S: Você quem decorou?
M: Sim, nunca entraria outra decoradora na minha vida(risos) ...a não ser eu mesma! Então, eu gosto muito, eu gosto muito de arte, eu gosto muito de decoração, realmente, foi muito prazeiroso. E me dava essa coisa de não inútil mais, a coisa da Europa: a gente tem de trabalhar, a gente tem de ganhar o pão, a gente tem de não ser inútil na sociedade, não ser alienado, então, esse vínculo com o social, o trabalho faz parte dele e ficou assim: eu precisava trabalhar porque eu precisava me vincular ao social através de ser útil, isso ficou muito forte depois dessa viagem. Eu precisava estudar, eu precisava trabalhar.

S: E durante a Faculdade de Filosofia, que áreas foram lhe chamando a atenção? O que você foi aprofundando?
M: Eu gostei de tudo. Nós tínhamos ética, estética, lógica. Eram professores franceses que davam cursos naquela época, o professor de lógica era o Professor Granger que dava aula em francês. Eu levava vantagem porque eu entendia o que ele falava (riso) porque ele falava um francês disparado de parisiense e as pessoas tinham dificuldade de entender. Mas foi um curso muito bom, era um curso de altíssimo nível. O grupo de alunos também era um grupo muito forte. Eu era muito amiga do Giannotti que hoje é um grande filósofo. Ele era um ou dois anos acima de mim, mas nós tínhamos muitas aulas juntos. Fernando Henrique Cardoso e Ruth Cardoso, hoje presidente e a nossa primeira dama, eram colegas, eles faziam sociologia (Ciências Sociais) e nós tínhamos algumas aulas juntos. Então, era um grupo muito especial, de gente de muito alto nível, tanto professores como alunos. Foi uma faculdade excelente.
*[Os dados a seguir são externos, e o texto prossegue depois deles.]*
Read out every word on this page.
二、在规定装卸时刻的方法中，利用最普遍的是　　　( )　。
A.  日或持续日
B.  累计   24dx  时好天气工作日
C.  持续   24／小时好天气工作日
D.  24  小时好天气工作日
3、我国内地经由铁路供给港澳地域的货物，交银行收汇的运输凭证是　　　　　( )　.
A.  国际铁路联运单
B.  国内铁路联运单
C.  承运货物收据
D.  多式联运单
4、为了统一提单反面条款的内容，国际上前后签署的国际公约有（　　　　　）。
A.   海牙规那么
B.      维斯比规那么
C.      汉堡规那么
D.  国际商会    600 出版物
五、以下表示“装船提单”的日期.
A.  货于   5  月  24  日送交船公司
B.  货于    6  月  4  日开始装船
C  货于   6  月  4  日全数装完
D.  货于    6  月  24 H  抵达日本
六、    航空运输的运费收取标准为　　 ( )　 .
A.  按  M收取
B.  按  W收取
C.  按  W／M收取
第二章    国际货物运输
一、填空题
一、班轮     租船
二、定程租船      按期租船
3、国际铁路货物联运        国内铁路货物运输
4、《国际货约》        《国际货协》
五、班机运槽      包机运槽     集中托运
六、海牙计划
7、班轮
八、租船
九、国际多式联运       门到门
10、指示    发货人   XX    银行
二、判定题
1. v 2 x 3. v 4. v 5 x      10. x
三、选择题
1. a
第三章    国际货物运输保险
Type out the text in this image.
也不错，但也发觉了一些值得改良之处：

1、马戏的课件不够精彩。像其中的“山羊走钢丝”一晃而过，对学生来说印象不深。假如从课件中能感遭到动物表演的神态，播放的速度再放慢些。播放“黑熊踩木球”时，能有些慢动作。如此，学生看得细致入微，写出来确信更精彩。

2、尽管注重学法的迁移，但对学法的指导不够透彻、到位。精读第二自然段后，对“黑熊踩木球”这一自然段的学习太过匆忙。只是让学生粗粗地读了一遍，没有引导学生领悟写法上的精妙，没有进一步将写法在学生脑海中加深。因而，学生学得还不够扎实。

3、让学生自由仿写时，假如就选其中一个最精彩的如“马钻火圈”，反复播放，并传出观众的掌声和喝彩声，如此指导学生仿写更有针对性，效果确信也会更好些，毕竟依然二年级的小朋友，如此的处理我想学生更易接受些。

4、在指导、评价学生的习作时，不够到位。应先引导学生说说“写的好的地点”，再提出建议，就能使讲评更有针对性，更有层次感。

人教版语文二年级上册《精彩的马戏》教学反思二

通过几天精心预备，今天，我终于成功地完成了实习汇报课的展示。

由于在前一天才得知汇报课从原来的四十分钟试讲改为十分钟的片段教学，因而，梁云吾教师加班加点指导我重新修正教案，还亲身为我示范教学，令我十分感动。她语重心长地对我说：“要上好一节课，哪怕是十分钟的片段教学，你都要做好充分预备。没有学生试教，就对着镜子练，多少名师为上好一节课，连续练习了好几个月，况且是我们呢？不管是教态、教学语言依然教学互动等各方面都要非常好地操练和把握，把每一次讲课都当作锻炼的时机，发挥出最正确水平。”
S: Essa era uma época que os professores estavam em formação. Então, a influência dos professores franceses, ou da missão francesa, era muito forte.
M: Muito grande. Havia professores americanos dando psicologia e havia professores franceses dando matérias de filosofia.

S: Esses professores gostavam do Brasil? Eles se davam bem aqui, Magui?
M: Muito. Eu acho que sim. S: O Roger Bastide estava nessa época? M: Estava... ele foi um que ficou fã do Brasil.

S: Você teve aula com ele?
M: Não, eu não cheguei a ter aula com ele pessoalmente não. Mas me lembro dele, dando aulas na sociologia.

S: E eles, em geral, ficavam quanto tempo por aqui?
M: Eles iam e vinham.

S: Eram convidados?
M: Eram professores convidados. Ficavam temporadas aqui. E eu tinha uma professora que era a catedrática de psicologia. Naquele época não eram os departamentos, eram as cátedras. A catedrática de psicologia era a doutora Annita Castilho Marcondes Cabral, e esta senhora era uma senhora muito especial, ela era muito brava...

S: Catedrática da psicologia, na filosofia?
M: Exatamente... a cátedra porque a psicologia era dada em duas áreas: era dada na filosofia e na pedagogia. Na pedagogia era a doutora Noemi Silveira Rudolfer, que era uma outra grande estrela. Eram duas grandes estrelas: ela era a catedrática da psicologia na pedagogia e a Annita Cabral era catedrática na filosofia. E foi minha professora, ela tinha vários assistentes: a Carolina Martuscelli Bóri, o Dante Moreira Leite era assistente dela e ele voltou a ser meu professor (ele tinha sido meu professor no colegial e voltou a ser meu professor, agora na faculdade, como assistente da Annita). E havia psicologia em todos os anos, a carga era bastante grande, eram quatro anos de faculdade, então nos quatro anos eu tive matérias de psicologia. Eu gostei muito, mas não gostei mais que as outras não. Eu gostei tanto quanto, mas no final, naquele momento de fim de curso, sem saber o que eu ia fazer daí para frente, a Annita me convidou para ser assistente dela. Então eu, imediatamente, saí da faculdade já empregada na faculdade. Na verdade, eu nunca saí da USP, eu só saí de lado. Eu saí do lado de aluno e passei para o lado do professor. Aos vinte e dois anos, eu estava começando a dar aula na USP, como assistente da cátedra de psicologia, para o curso de filosofia.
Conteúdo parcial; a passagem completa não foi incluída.